Lucas next faced professional wrestler and MMA veteran Yumiko Hotta at DEEP: "57 Impact" on February 18, 2012. The fight was contested for the DEEP women's open-weight championship. Lucas defeated Hotta by submission due to a keylock in the third round.

On December 8, 2012, Lucas faced Yuiga in a non-title bout at DEEP: "Cage Impact 2012 in Tokyo." The use of elbows was permitted in the fight. Lucas defeated Yuiga by majority decision.

Lucas planned to fight twice in 2013, but the first bout fell through and the second was cancelled as the result of Lucas sustaining an injury. She eventually decided to withdraw from MMA activities to have a child, her son Felix, born in July 2014.

==Championships and accomplishments==

===Mixed martial arts===
- Deep
  - Deep Openweight Women's Championship

====Mixed martial arts record====

| Res. | Record | Opponent | Method | Event | Date | Round | Time | Location | Notes |
|---|---|---|---|---|---|---|---|---|---|
| Win | 5–1 | Yuiga | Decision (majority) | DEEP: Cage Impact 2012 in Tokyo | December 8, 2012 | 2 | 5:00 | Tokyo, Japan | Non-title bout |
| Win | 4–1 | Yumiko Hotta | Submission (keylock) | DEEP: 57 Impact | February 18, 2012 | 3 | 2:16 | Tokyo, Japan | Won DEEP Openweight Women’s Championship |
| Win | 3–1 | Mika Harigai | Submission (rear-naked choke) | Deep: Cage Impact 2011 in Tokyo, 1st Round | October 29, 2011 | 1 | 4:32 | Tokyo, Japan |  |
| Win | 2–1 | Hikaru Shinohara | Technical Submission (armbar) | Deep: 55 Impact | August 26, 2011 | 1 | 4:37 | Tokyo, Japan |  |
| Win | 1–1 | Christen Bedwell | Decision (unanimous) | Freestyle Cage Fighting 37 | July 11, 2009 | 3 | 3:00 | Tulsa, Oklahoma, United States |  |
| Loss | 0–1 | Nicole Kavanaugh | TKO (punches) | Princesses of Pain: Australasia vs. America | May 31, 2008 | 3 | 2:24 | Auckland, New Zealand |  |

Professional record breakdown
| 6 matches | 5 wins | 1 loss |
| By knockout | 0 | 1 |
| By submission | 3 | 0 |
| By decision | 2 | 0 |

==Film roles==
Amanda and her younger sister Katie appeared in Star Wars: Episode I – The Phantom Menace (1999) in credited roles. Amanda was the voice of Tey How, the alien controller in the droid control ship. She was credited as Tyger. She can also be seen in Jabba the Hutt's box during the Podrace scene as Diva Funquita.

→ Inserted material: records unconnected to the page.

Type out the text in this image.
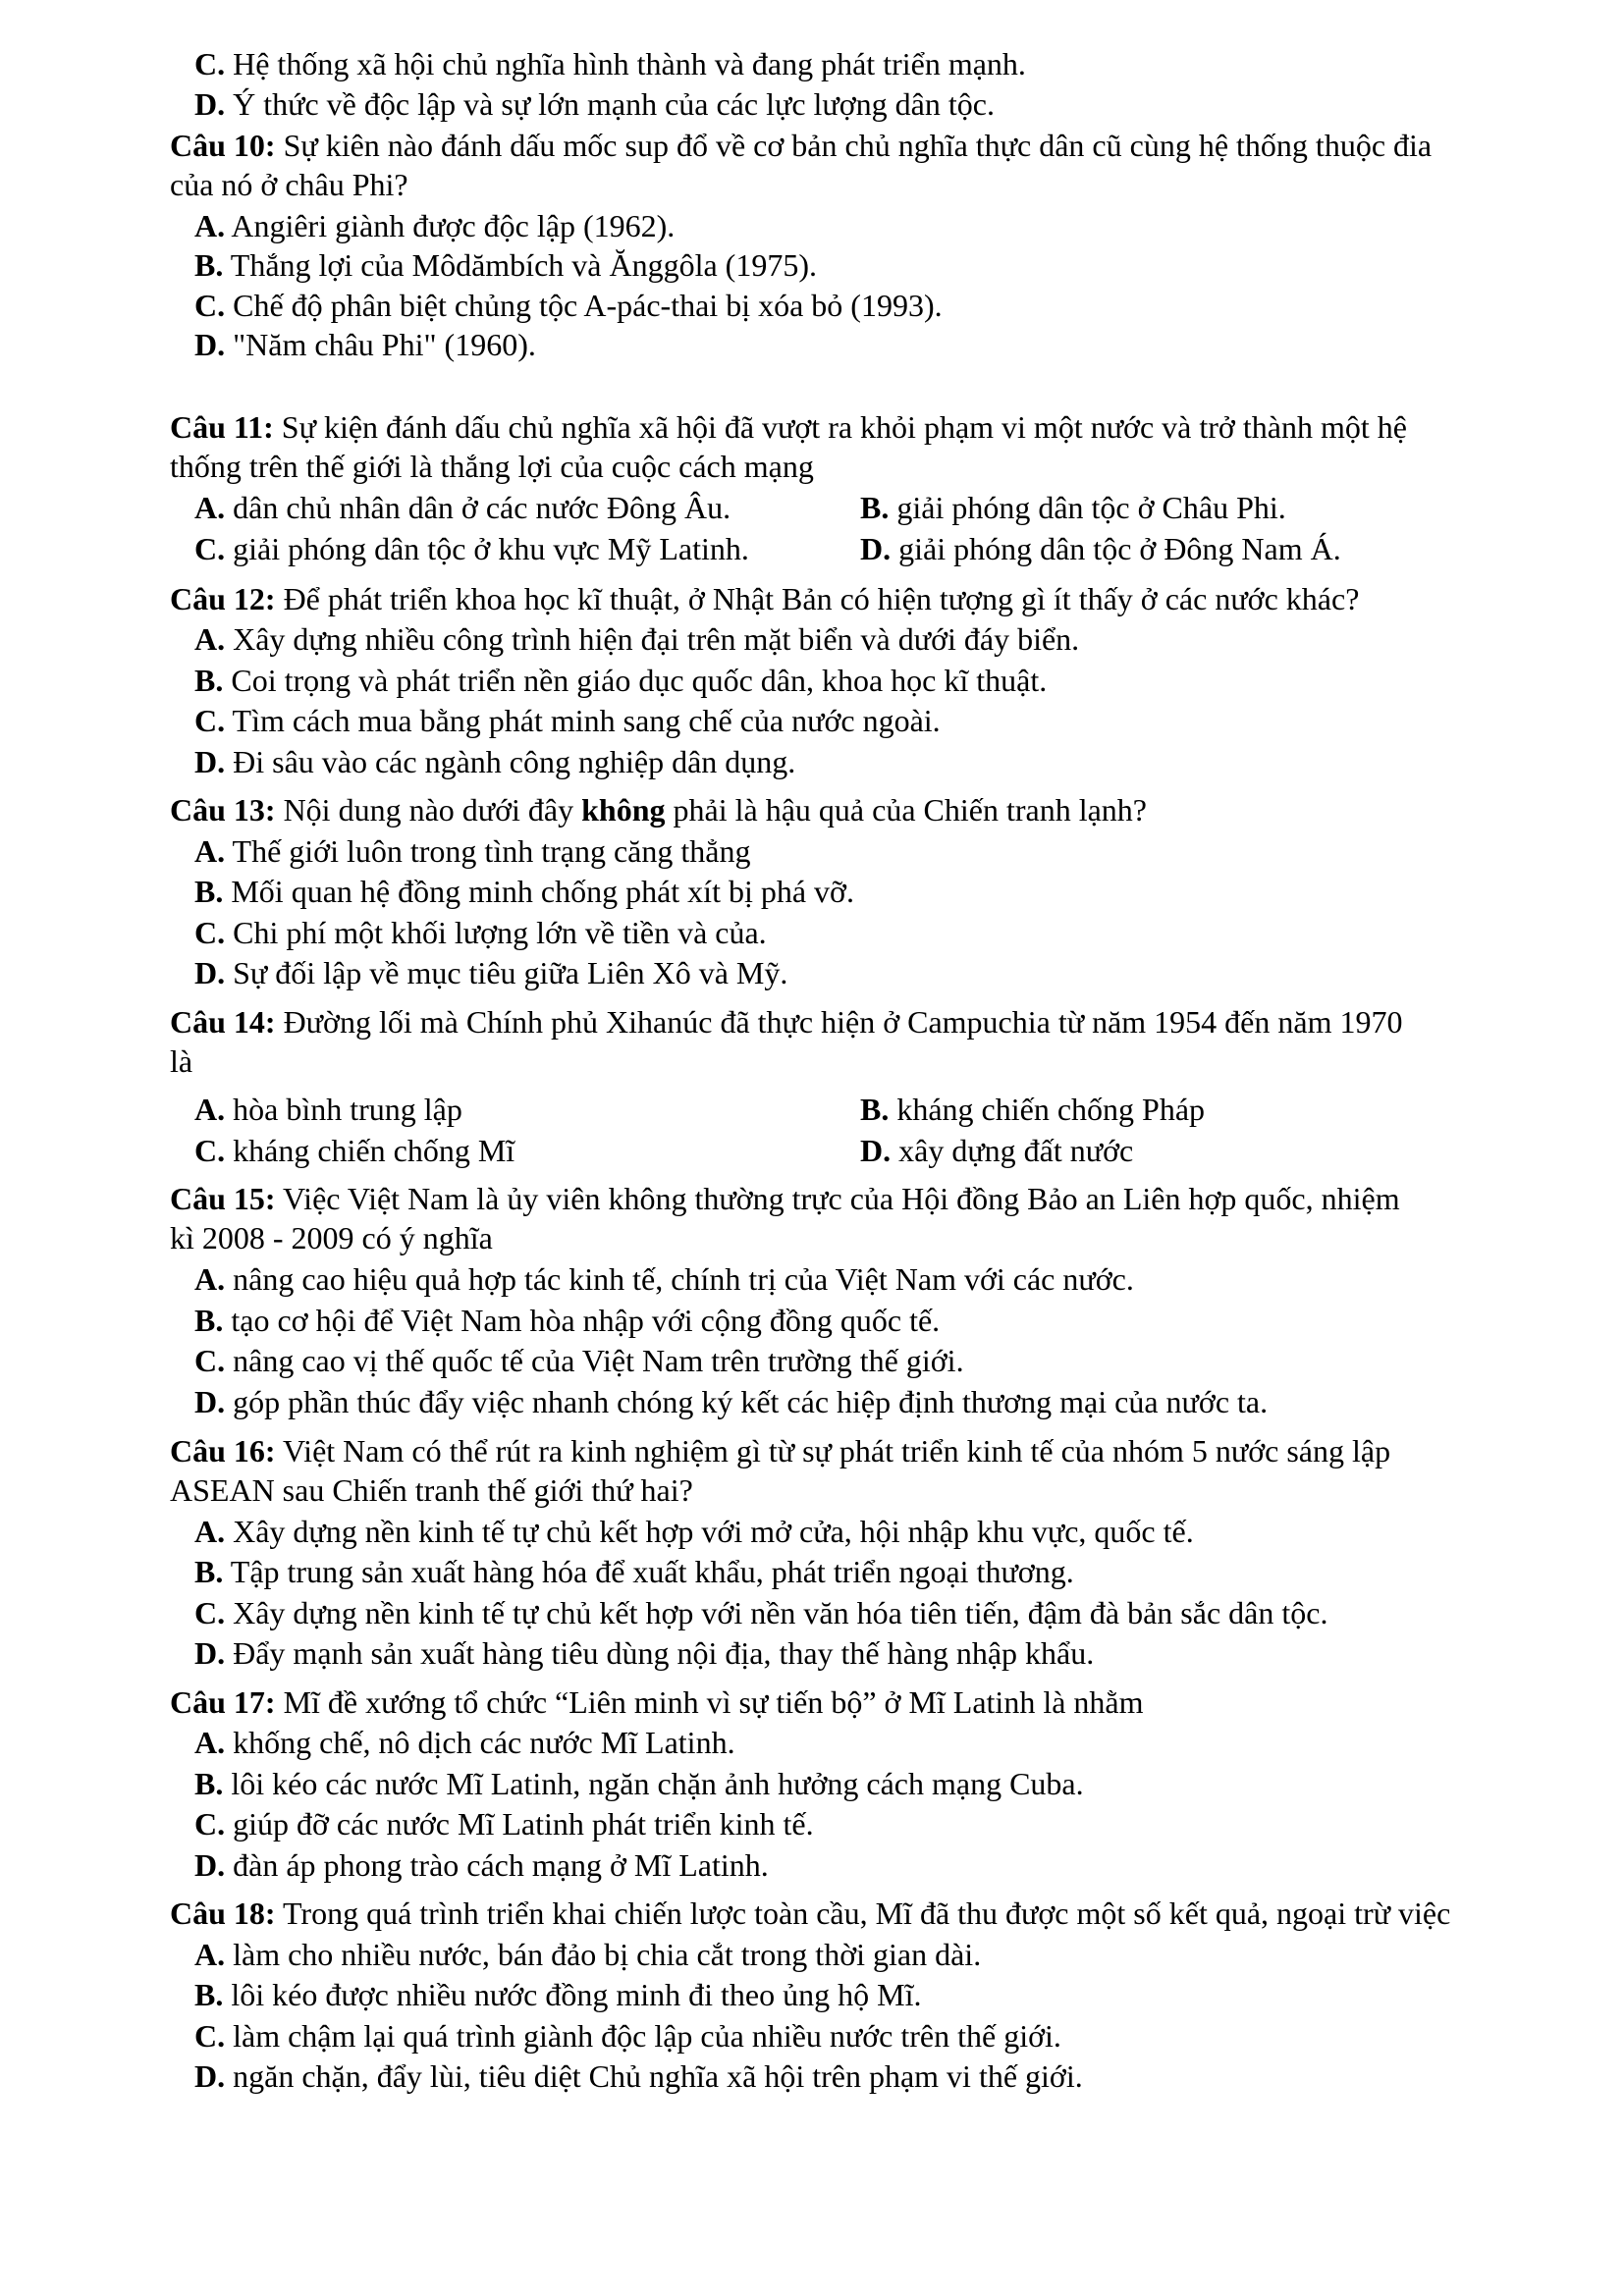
C. Hệ thống xã hội chủ nghĩa hình thành và đang phát triển mạnh.
D. Ý thức về độc lập và sự lớn mạnh của các lực lượng dân tộc.
Câu 10: Sự kiên nào đánh dấu mốc sup đổ về cơ bản chủ nghĩa thực dân cũ cùng hệ thống thuộc đia
của nó ở châu Phi?
A. Angiêri giành được độc lập (1962).
B. Thắng lợi của Môdămbích và Ănggôla (1975).
C. Chế độ phân biệt chủng tộc A-pác-thai bị xóa bỏ (1993).
D. "Năm châu Phi" (1960).
Câu 11: Sự kiện đánh dấu chủ nghĩa xã hội đã vượt ra khỏi phạm vi một nước và trở thành một hệ
thống trên thế giới là thắng lợi của cuộc cách mạng
A. dân chủ nhân dân ở các nước Đông Âu.	B. giải phóng dân tộc ở Châu Phi.
C. giải phóng dân tộc ở khu vực Mỹ Latinh.	D. giải phóng dân tộc ở Đông Nam Á.
Câu 12: Để phát triển khoa học kĩ thuật, ở Nhật Bản có hiện tượng gì ít thấy ở các nước khác?
A. Xây dựng nhiều công trình hiện đại trên mặt biển và dưới đáy biển.
B. Coi trọng và phát triển nền giáo dục quốc dân, khoa học kĩ thuật.
C. Tìm cách mua bằng phát minh sang chế của nước ngoài.
D. Đi sâu vào các ngành công nghiệp dân dụng.
Câu 13: Nội dung nào dưới đây không phải là hậu quả của Chiến tranh lạnh?
A. Thế giới luôn trong tình trạng căng thẳng
B. Mối quan hệ đồng minh chống phát xít bị phá vỡ.
C. Chi phí một khối lượng lớn về tiền và của.
D. Sự đối lập về mục tiêu giữa Liên Xô và Mỹ.
Câu 14: Đường lối mà Chính phủ Xihanúc đã thực hiện ở Campuchia từ năm 1954 đến năm 1970
là
A. hòa bình trung lập	B. kháng chiến chống Pháp
C. kháng chiến chống Mĩ	D. xây dựng đất nước
Câu 15: Việc Việt Nam là ủy viên không thường trực của Hội đồng Bảo an Liên hợp quốc, nhiệm
kì 2008 - 2009 có ý nghĩa
A. nâng cao hiệu quả hợp tác kinh tế, chính trị của Việt Nam với các nước.
B. tạo cơ hội để Việt Nam hòa nhập với cộng đồng quốc tế.
C. nâng cao vị thế quốc tế của Việt Nam trên trường thế giới.
D. góp phần thúc đẩy việc nhanh chóng ký kết các hiệp định thương mại của nước ta.
Câu 16: Việt Nam có thể rút ra kinh nghiệm gì từ sự phát triển kinh tế của nhóm 5 nước sáng lập
ASEAN sau Chiến tranh thế giới thứ hai?
A. Xây dựng nền kinh tế tự chủ kết hợp với mở cửa, hội nhập khu vực, quốc tế.
B. Tập trung sản xuất hàng hóa để xuất khẩu, phát triển ngoại thương.
C. Xây dựng nền kinh tế tự chủ kết hợp với nền văn hóa tiên tiến, đậm đà bản sắc dân tộc.
D. Đẩy mạnh sản xuất hàng tiêu dùng nội địa, thay thế hàng nhập khẩu.
Câu 17: Mĩ đề xướng tổ chức “Liên minh vì sự tiến bộ” ở Mĩ Latinh là nhằm
A. khống chế, nô dịch các nước Mĩ Latinh.
B. lôi kéo các nước Mĩ Latinh, ngăn chặn ảnh hưởng cách mạng Cuba.
C. giúp đỡ các nước Mĩ Latinh phát triển kinh tế.
D. đàn áp phong trào cách mạng ở Mĩ Latinh.
Câu 18: Trong quá trình triển khai chiến lược toàn cầu, Mĩ đã thu được một số kết quả, ngoại trừ việc
A. làm cho nhiều nước, bán đảo bị chia cắt trong thời gian dài.
B. lôi kéo được nhiều nước đồng minh đi theo ủng hộ Mĩ.
C. làm chậm lại quá trình giành độc lập của nhiều nước trên thế giới.
D. ngăn chặn, đẩy lùi, tiêu diệt Chủ nghĩa xã hội trên phạm vi thế giới.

Amanda also appeared in the other two prequels, as did her sister Katie and her younger brother Jett. None of them were, however, credited for Star Wars: Episode II – Attack of the Clones (2002). In this movie, Amanda made a cameo as Adnama, one of the patrons in the Outlander Club, in the scene where Anakin Skywalker chases Zam Wesell.

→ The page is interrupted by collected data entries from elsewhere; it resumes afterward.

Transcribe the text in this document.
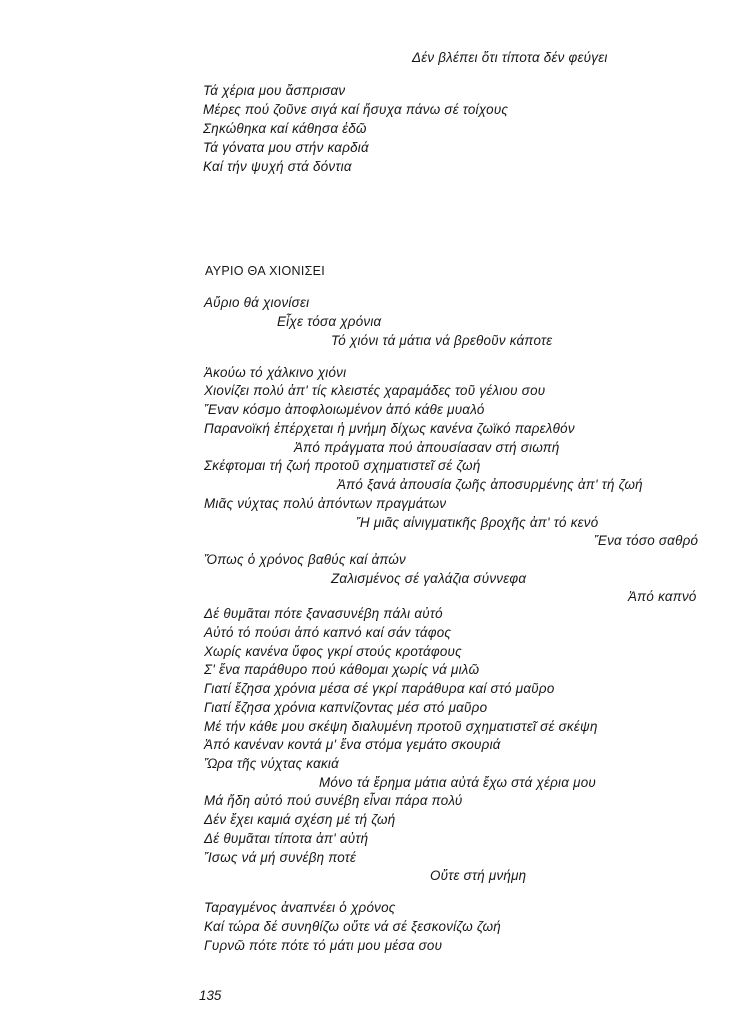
Δέν βλέπει ὅτι τίποτα δέν φεύγει
Τά χέρια μου ἄσπρισαν
Μέρες πού ζοῦνε σιγά καί ἥσυχα πάνω σέ τοίχους
Σηκώθηκα καί κάθησα ἐδῶ
Τά γόνατα μου στήν καρδιά
Καί τήν ψυχή στά δόντια
ΑΥΡΙΟ ΘΑ ΧΙΟΝΙΣΕΙ
Αὔριο θά χιονίσει
Εἶχε τόσα χρόνια
Τό χιόνι τά μάτια νά βρεθοῦν κάποτε
Ἀκούω τό χάλκινο χιόνι
Χιονίζει πολύ ἀπ' τίς κλειστές χαραμάδες τοῦ γέλιου σου
Ἕναν κόσμο ἀποφλοιωμένον ἀπό κάθε μυαλό
Παρανοϊκή ἐπέρχεται ἡ μνήμη δίχως κανένα ζωϊκό παρελθόν
Ἀπό πράγματα πού ἀπουσίασαν στή σιωπή
Σκέφτομαι τή ζωή προτοῦ σχηματιστεῖ σέ ζωή
Ἀπό ξανά ἀπουσία ζωῆς ἀποσυρμένης ἀπ' τή ζωή
Μιᾶς νύχτας πολύ ἀπόντων πραγμάτων
Ἤ μιᾶς αἰνιγματικῆς βροχῆς ἀπ' τό κενό
Ἕνα τόσο σαθρό
Ὅπως ὁ χρόνος βαθύς καί ἀπών
Ζαλισμένος σέ γαλάζια σύννεφα
Ἀπό καπνό
Δέ θυμᾶται πότε ξανασυνέβη πάλι αὐτό
Αὐτό τό πούσι ἀπό καπνό καί σάν τάφος
Χωρίς κανένα ὕφος γκρί στούς κροτάφους
Σ' ἕνα παράθυρο πού κάθομαι χωρίς νά μιλῶ
Γιατί ἔζησα χρόνια μέσα σέ γκρί παράθυρα καί στό μαῦρο
Γιατί ἔζησα χρόνια καπνίζοντας μέσ στό μαῦρο
Μέ τήν κάθε μου σκέψη διαλυμένη προτοῦ σχηματιστεῖ σέ σκέψη
Ἀπό κανέναν κοντά μ' ἕνα στόμα γεμάτο σκουριά
Ὥρα τῆς νύχτας κακιά
Μόνο τά ἔρημα μάτια αὐτά ἔχω στά χέρια μου
Μά ἤδη αὐτό πού συνέβη εἶναι πάρα πολύ
Δέν ἔχει καμιά σχέση μέ τή ζωή
Δέ θυμᾶται τίποτα ἀπ' αὐτή
Ἴσως νά μή συνέβη ποτέ
Οὔτε στή μνήμη
Ταραγμένος ἀναπνέει ὁ χρόνος
Καί τώρα δέ συνηθίζω οὔτε νά σέ ξεσκονίζω ζωή
Γυρνῶ πότε πότε τό μάτι μου μέσα σου
135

She was credited again, this time as Amanda Lucas, for Star Wars: Episode III – Revenge of the Sith (2005). Her role was given the name of Terr Taneel, although she did not have any lines. She is one of the human senators next to Bail Organa and Mon Mothma. The man Lucas talks to in the scene is her husband, Jason Hallikaine.

==Personal life==
Amanda is the only adopted daughter of Marcia Lucas. As a single father George Lucas adopted her younger siblings Katie and Jett. She is married to Jason Hallikainen and their son, Felix, was born in 2014.